The Office of the Comptroller of the Currency’s interpretive letter 1082 once again demonstrates the agency’s bias in favor of national banks and against consumers.
The OCC recently issued the letter against the background of a major class action — Miller v. Bank of America — in which a California trial court ordered Bank of America Corp. to pay $1.5 billion to a large group of depositors. The plaintiffs alleged that B of A wrongfully debited their deposit accounts for overdraft charges in violation of a California Supreme Court decision. That decision prohibited banks in California from exercising a right of setoff against deposit accounts that contain Social Security funds and other government payments.
A California appellate court overturned the trial court’s judgment in Miller, but the California Supreme Court recently agreed to review the case.
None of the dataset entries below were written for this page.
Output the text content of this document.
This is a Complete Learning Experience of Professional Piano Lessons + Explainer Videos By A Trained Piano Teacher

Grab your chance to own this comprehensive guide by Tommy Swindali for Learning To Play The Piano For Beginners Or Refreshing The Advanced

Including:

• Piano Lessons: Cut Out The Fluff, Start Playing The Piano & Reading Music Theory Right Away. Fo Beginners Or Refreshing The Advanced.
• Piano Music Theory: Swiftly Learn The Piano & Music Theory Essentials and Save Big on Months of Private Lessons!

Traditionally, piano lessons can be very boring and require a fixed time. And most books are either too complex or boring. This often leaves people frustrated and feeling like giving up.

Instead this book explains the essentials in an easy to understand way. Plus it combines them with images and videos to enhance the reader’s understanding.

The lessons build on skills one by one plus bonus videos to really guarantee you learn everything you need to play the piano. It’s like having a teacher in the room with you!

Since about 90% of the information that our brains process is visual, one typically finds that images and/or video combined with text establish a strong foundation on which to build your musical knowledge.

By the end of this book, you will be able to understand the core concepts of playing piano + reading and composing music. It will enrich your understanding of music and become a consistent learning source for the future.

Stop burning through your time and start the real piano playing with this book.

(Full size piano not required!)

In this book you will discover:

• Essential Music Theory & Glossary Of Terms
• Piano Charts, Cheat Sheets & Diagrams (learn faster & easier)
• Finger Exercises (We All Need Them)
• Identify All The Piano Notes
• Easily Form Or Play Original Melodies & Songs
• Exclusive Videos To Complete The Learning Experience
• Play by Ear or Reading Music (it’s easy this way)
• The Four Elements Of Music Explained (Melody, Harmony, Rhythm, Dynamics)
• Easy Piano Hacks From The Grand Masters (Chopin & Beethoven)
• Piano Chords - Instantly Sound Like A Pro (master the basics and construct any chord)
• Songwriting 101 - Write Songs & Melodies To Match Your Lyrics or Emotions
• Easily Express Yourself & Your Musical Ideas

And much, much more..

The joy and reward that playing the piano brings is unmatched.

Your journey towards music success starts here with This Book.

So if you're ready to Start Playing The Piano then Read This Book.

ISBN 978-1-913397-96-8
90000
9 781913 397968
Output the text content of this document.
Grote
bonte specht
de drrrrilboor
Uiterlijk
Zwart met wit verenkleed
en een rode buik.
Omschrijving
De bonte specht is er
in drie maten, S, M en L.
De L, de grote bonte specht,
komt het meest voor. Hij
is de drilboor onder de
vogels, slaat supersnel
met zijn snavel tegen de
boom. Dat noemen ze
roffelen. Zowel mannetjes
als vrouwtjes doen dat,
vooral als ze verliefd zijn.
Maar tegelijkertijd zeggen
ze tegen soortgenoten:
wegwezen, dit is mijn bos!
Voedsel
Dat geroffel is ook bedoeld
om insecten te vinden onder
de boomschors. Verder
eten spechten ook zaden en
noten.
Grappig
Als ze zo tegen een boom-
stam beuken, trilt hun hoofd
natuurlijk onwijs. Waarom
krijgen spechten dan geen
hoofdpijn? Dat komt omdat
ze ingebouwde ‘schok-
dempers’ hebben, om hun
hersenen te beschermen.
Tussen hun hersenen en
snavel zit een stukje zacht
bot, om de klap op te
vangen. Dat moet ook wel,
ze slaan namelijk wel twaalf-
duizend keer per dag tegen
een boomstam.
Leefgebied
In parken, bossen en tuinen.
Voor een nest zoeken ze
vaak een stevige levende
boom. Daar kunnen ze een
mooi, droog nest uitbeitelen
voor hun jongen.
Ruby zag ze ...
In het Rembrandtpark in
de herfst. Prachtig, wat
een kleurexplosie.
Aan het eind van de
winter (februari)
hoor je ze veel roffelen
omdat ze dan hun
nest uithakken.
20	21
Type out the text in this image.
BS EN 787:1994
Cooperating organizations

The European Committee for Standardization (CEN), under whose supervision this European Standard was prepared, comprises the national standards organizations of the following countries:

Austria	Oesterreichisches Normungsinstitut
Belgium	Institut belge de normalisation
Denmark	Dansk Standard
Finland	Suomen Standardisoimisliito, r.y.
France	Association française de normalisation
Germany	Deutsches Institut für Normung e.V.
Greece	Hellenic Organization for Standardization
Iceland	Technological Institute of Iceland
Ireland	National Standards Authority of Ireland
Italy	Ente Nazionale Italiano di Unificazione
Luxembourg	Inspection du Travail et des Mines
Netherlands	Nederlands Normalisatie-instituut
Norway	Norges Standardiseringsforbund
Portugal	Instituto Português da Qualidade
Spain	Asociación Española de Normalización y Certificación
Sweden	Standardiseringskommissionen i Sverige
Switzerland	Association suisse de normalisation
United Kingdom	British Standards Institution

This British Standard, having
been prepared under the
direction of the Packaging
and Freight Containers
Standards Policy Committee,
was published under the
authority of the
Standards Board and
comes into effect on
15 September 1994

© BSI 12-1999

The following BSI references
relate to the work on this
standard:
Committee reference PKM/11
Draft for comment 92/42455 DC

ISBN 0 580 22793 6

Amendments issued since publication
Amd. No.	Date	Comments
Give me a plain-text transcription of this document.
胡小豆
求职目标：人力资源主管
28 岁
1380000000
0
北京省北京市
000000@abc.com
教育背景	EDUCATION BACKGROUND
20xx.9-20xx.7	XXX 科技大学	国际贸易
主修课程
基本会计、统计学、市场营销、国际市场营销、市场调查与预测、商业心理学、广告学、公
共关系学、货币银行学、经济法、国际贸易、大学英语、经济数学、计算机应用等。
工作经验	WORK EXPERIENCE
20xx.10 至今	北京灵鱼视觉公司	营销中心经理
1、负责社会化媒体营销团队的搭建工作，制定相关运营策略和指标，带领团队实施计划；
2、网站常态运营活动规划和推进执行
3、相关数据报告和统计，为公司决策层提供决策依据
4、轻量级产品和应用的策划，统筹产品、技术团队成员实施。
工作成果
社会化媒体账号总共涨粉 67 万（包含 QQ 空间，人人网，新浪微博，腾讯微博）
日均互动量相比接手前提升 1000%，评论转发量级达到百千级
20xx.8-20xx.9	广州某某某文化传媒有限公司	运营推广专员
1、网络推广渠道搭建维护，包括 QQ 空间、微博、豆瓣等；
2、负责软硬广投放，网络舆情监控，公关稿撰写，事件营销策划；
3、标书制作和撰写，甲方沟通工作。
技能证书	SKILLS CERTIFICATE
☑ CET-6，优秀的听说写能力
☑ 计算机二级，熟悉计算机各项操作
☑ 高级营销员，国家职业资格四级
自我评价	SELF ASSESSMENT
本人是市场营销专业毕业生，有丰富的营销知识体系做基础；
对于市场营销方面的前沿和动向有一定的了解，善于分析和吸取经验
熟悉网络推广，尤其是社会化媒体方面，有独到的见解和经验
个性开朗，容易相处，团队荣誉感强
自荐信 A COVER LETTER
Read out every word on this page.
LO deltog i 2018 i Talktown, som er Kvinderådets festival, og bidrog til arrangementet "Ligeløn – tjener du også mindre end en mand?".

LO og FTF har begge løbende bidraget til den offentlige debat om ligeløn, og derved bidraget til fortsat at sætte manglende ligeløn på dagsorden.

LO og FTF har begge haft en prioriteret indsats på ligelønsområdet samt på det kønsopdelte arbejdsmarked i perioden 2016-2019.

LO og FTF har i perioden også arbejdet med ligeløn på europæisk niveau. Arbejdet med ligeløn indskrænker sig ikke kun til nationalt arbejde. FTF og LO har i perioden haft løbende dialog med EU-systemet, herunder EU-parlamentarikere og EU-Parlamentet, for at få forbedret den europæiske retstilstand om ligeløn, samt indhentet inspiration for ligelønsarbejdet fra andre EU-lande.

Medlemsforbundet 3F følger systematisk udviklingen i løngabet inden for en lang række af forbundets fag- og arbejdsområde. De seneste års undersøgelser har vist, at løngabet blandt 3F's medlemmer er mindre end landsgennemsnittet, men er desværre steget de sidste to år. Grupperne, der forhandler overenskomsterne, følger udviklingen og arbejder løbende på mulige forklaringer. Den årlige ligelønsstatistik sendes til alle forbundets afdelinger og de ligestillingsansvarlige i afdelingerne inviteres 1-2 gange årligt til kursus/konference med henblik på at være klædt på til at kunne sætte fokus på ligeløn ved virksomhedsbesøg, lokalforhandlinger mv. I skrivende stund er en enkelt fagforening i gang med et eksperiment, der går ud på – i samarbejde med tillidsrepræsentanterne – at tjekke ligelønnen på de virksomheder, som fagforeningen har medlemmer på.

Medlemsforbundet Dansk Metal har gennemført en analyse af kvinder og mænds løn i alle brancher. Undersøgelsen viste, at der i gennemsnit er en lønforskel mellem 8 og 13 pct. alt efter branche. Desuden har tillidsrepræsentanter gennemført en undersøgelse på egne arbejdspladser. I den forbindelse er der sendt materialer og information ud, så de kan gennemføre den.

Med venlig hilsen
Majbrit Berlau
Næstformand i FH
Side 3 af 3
The OCC’s interpretive letter favors big national banks and hurts consumers in two ways. First, the OCC allows national banks to process overdraft items using an unfair method that maximizes their overdraft fees. As shown in the Miller case, the typical big bank first pays the largest check or other debit item received on an account on a particular day, even if that item is not first in time. Paying the largest item first increases the likelihood of an overdraft, in which case the bank imposes separate fees on each smaller item received on the same day.
The Center for Responsible Lending estimates that banks and credit unions collect $17.5 billion in overdraft fees each year, resulting in effective interest rates comparable to rates on predatory payday loans. The “largest check first” policy approved by the OCC is anticonsumer and aggravates the unreasonableness of national bank overdraft fees.
Second, IL 1082 asserts that a national bank “is not exercising its right to collect a debt” — and therefore is not governed by state law — when it debits an account to recover overdrafts and related fees. This assertion is designed to prevent depositors in Miller and similar cases from relying on state consumer protection laws.
As the letter admits, the U.S. Supreme Court has repeatedly held that national banks are subject to state law when they exercise “their right to collect their debts.” However, this letter claims that a national bank does not create a “debt” when it allows an overdraft and does not “collect” a debt when it recovers the overdraft and related fees.
The OCC’s tortured reasoning is contradicted by legal authorities and evidence introduced in Miller, which demonstrate that an overdraft creates a creditor-debtor relationship between the drawee bank and its customer, and that the drawee bank collects a debt when it recovers the overdraft and related fees.
Accordingly, national banks are clearly engaged in debt collection and are subject to state law when they seek to recover overdrafts and related fees.
IL 1082 recalls a previous OCC interpretive ruling, which allowed national banks to charge fees for cashing “on us” checks presented by payees who did not have accounts at the banks. The OCC issued that ruling against the background of a lawsuit filed by Wells Fargo & Co. to preempt a Texas law prohibiting banks from charging fees to payees for cashing “on us” checks.
The OCC justified Wells Fargo’s fee by claiming that it was a “service fee” charged to “customers,” even though Wells’ stated purpose for the fee was to discourage non-account holders from using its teller windows.
In addition, the OCC claimed that Wells Fargo’s check-cashing fee did not represent a “condition” to its payment of checks, because the OCC recognized that checks lose their status as negotiable instruments under the Uniform Commercial Code whenever payment is conditional. The OCC wanted to make sure that Wells Fargo could collect its fees without losing any benefits under the UCC.
The common thread between IL 1082 and the Wells Fargo letter is the OCC’s desire to enhance the fee income of national banks while supporting their efforts to preempt state consumer protection laws. The OCC has issued numerous regulations, rulings, and court briefs over the years in a systematic effort to bar consumer claims against its constituents. In the OCC’s legal universe, debts become nondebts, noncustomers become customers, and conditions become nonconditions — whatever is necessary to advance the interests of the constituents who pay the agency’s bills.
The Treasury Department is reportedly considering a plan that would establish the OCC as the single regulator for all federally chartered banks and thrifts. Such a plan should be strongly opposed, because it would not serve the public interest in promoting a safe, sound, and ethical banking industry that serves rather than exploits consumers.